Postby JJ » Thu May 05, 2005 5:16 am

I have a question for Pam.

I was interviewed at Genentech very recently over the phone. It was my first job interview. And I did not know what to expect. I did not do well. There were questions that I could not answer, like "Why do you want to work in Genentech?" I did not prepare for the interview. But the conversation was friendly and cordial. So, it was no surprise that Genentech did not pursue me any further.

My question is: Would this disaster "burn my bridge" with Genentech? Would the hiring manager leave any negative feedback on my record in HR, like "Person X did not prepare and did poorly in interview on date Y".

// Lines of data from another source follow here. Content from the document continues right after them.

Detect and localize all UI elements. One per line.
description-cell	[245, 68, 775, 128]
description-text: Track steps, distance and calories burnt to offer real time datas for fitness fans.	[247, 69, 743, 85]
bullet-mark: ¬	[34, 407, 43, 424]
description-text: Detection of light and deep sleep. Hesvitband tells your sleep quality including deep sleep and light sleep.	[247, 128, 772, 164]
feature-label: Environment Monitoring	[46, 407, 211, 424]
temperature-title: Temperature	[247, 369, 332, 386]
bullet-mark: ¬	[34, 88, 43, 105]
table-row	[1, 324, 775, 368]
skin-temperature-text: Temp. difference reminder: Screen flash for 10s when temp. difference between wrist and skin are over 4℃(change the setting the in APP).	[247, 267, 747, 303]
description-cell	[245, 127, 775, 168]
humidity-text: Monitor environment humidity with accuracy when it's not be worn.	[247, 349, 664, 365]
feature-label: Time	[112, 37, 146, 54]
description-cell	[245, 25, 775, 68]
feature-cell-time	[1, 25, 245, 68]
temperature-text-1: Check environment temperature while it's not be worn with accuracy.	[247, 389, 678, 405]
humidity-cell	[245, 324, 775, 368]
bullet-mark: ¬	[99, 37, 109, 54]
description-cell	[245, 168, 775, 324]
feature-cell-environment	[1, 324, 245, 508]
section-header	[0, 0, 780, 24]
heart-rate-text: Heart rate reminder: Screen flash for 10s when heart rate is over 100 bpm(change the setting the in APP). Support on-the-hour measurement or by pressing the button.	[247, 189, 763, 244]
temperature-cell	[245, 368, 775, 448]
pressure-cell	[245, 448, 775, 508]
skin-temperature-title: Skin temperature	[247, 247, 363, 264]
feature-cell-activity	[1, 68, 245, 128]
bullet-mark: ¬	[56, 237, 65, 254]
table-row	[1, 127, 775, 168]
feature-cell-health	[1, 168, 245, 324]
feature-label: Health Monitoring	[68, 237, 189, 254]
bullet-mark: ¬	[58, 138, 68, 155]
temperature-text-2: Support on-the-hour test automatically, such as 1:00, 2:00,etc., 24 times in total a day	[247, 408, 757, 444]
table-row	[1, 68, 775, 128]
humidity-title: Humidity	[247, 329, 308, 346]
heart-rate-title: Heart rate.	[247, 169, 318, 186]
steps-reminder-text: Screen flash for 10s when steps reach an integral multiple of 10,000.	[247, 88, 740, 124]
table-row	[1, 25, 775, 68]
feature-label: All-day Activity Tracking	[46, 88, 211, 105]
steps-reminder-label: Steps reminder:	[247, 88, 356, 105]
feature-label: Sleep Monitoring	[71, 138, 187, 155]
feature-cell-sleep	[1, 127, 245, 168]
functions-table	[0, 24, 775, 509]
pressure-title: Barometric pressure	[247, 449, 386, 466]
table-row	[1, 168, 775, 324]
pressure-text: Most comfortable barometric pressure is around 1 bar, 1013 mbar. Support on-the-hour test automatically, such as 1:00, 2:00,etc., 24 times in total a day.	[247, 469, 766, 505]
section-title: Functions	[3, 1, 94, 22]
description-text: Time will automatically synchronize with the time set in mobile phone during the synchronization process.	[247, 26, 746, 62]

How can I recover from this? I have learned my lesson. I now know how to prepare for interview.
JJ
 

How to Land and Succeed in an Industry Postdoc

Postby Pam Maynard » Thu May 05, 2005 11:50 am

Dear JJ,

This is an excellent question - thank you for sharing this scenario for us all to learn by. First of all, it's wonderful that you have taken ownership of the situation and have learned the importance of being prepared for an interview at a moment's notice. I can not predict how the hiring manager assessed the phone interview and commented in the applicant tracking system. Depending on the circumstances, one hiring manager may feel as if this bridge has been burned because he/she felt that you were not prepared for the interview but another hiring manager may have thought that were nervous or distracted. The good news is that as interviewers, we try to gain a balanced picture of the candidate and it's up to the next hiring manager or staffing consultant to also seek out a balanced picture. So, as far as moving past this and recovering, I would recommend that you, (1) continue to apply for positions that you are interested in and qualified for (do not apply for multiple positions that you are not qualified for as this leaves a trail which often makes a candidate look un-focused and/or unrealistic), (2) draft a cover-letter which describes your interest for that particular position and highlight your strengths as a potential candidate for that position and (3) Keep in mind that we want to make the interviewee feel as comfortable as possible so that he/she is able to feel comfortable about sharing information. Knowing this, give yourself some time to think about and articulate your answers while in an interview.